James Kirk disappeared from the records three years ago, not long after he moved out of her house. Involved in a road accident. Presumed dead.
Christ.
“What do you want?” Pike says, because he can‘t exactly ask How the hell did you of all people end up here? What the hell did I do to deserve this, after the rest of this ridiculous day?, because he’s so tired and the protocol for dealing with children-of-dead-legends-turned-thieves escapes him, momentarily, or maybe not momentarily, has drained out of him like honey through sackcloth.
Kirk taps his chin, mock-thoughtful; he could almost pass for a Starfleet cadet pouring over his notes, slouched elegantly across the controls. “Well, now,” he says, “let me see. I like your ship, you know.”
“Thank you so much.”
“And I was thinking,” Kirk continues, “since I helped you destroy the Narada, and all -- oh, don’t look so surprised, do you see any other banged up scuttle buckets in the area? I think not. Anyway, I was thinking, without me the Earth would pretty much have blown it, right? Starfleet owes me and my loyal crew.”

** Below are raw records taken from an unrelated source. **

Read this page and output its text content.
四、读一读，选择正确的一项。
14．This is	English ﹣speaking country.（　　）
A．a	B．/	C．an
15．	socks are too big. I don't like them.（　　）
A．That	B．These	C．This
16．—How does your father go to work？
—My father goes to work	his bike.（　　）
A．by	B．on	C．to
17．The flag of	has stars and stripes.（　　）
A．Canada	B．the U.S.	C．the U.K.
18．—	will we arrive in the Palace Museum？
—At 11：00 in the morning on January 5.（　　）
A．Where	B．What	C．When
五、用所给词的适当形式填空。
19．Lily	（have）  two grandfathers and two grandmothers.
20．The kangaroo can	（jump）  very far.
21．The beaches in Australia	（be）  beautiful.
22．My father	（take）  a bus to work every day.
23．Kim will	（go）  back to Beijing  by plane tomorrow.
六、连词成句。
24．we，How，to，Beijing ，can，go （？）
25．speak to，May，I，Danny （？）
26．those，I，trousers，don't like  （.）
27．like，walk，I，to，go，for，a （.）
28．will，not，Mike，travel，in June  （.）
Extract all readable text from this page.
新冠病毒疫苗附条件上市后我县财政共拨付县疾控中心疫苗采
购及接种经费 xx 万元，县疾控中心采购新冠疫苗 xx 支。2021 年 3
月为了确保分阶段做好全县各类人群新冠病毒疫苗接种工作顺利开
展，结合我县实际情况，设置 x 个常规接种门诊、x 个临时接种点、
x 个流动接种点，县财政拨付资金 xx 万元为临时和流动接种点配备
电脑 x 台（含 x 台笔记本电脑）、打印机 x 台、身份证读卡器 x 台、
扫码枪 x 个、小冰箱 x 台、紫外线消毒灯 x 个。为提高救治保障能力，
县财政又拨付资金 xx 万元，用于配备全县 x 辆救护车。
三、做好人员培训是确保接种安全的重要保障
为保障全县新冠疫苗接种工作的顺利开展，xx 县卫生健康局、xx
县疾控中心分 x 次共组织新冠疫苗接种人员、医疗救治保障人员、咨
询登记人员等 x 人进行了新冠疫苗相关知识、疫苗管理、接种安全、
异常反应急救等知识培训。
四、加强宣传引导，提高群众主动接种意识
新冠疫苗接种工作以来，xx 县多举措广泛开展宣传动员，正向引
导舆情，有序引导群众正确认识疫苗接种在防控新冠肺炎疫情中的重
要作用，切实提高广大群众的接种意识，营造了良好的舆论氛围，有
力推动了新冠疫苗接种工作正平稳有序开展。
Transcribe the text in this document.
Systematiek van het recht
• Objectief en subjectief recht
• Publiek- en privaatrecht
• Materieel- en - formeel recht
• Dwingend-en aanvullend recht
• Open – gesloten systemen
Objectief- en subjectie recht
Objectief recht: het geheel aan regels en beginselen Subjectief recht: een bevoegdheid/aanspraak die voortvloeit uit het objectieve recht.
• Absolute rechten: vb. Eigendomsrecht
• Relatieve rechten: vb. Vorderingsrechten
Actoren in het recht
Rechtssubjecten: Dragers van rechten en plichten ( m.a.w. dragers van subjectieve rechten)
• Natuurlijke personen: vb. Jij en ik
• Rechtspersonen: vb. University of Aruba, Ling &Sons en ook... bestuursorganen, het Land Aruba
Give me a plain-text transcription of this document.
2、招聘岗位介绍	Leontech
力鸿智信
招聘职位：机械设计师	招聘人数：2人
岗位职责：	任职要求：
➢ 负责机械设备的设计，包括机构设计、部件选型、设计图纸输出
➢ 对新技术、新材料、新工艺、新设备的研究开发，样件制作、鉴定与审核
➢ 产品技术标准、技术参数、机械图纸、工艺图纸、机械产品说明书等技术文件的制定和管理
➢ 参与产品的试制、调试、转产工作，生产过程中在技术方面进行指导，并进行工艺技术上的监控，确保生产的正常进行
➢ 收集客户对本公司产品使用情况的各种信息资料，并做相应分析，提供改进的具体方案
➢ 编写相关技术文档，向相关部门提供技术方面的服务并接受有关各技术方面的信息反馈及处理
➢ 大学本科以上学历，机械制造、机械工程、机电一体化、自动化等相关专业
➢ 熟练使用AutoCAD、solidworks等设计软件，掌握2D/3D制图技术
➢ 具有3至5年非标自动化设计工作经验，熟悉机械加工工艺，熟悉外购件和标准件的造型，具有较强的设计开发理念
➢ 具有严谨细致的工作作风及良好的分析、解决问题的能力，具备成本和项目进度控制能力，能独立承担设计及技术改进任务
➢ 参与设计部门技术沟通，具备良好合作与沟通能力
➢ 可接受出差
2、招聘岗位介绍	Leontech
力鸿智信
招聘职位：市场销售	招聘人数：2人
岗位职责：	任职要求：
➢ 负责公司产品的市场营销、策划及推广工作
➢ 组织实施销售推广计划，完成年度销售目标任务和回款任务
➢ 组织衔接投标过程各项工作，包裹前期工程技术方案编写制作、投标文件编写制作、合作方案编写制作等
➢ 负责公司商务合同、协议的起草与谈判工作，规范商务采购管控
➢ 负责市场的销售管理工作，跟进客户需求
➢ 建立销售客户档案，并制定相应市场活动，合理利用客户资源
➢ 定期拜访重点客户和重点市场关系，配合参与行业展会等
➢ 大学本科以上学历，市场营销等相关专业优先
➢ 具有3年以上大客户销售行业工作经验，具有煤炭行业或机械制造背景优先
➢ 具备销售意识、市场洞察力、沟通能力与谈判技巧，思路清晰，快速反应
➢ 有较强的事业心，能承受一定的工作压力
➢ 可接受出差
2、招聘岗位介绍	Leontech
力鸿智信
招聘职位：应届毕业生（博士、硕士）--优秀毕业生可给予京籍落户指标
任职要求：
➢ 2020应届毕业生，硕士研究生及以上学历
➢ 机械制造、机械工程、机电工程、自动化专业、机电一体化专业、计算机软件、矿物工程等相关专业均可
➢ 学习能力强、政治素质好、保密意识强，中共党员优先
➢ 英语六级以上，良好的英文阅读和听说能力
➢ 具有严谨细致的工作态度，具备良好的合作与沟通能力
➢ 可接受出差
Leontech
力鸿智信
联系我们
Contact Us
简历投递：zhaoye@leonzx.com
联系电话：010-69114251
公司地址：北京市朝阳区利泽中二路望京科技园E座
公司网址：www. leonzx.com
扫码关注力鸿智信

Pike folds his arms across his chest, although his ribs are less than happy about it. It’s probably true, on the most technical of levels, that Kirk helped save the Earth, but it’s not like he’s going to admit that. “Grateful as I am for your assistance, I’m not sure I’d go that far. Get to the point.”
“I think,” Kirk says, “that Captain Cook of the Enterprise has a nice ring to it.”
There’s an audible change in the quality of tension filling the bridge, as Uhura stiffens behind him and the pilots look up with matched, feverish eyes, and Spock, who by rights should be in the sickbay, regards the screen with palpable dislike that cuts deep into his still, orange-bruised face.
“I don’t think,” Pike says, flatly, glad enough to draw on the force of their resentment, “that you understand your circumstances, Captain Kirk of the… Serenity. Our weapons systems, at least, have survived --”
“Was that a ‘no’, officer?” Kirk says. “Pity. I’m not sure the lower decks will last out another beating in her state, and most of your crew certainly won‘t. But if that’s what it takes --” and he makes as if to cut off the comm.
“Wait,” Pike says, although he hates himself a little for the desperation that creeps in because he will not -- because the Fleet cannot afford to lose any more cadets, any more than they can lose this ship. And if he is to be perfectly honest inside his own head, the likelihood of their winning this battle is not as certain as he‘d like to make out; most of the senior staff is half-conscious, on autopilot, and he himself can’t stop replaying historic holovids of his old hero (his old friend) in his head, bright lines on the red insides of his eyelids when he blinks.
The other man moves at that same instant to grip Kirk’s arm and hiss something under his breath. Inaudible, but Pike is willing to be that it’s what are you doing?
“Fascinating,” Spock murmurs. He shares a look with Pike. Kirk’s probably bluffing. Let him be bluffing.
“Yes?” Kirk says, fluttering his eyelashes. “Now you’re willing to hear me out, is that it?”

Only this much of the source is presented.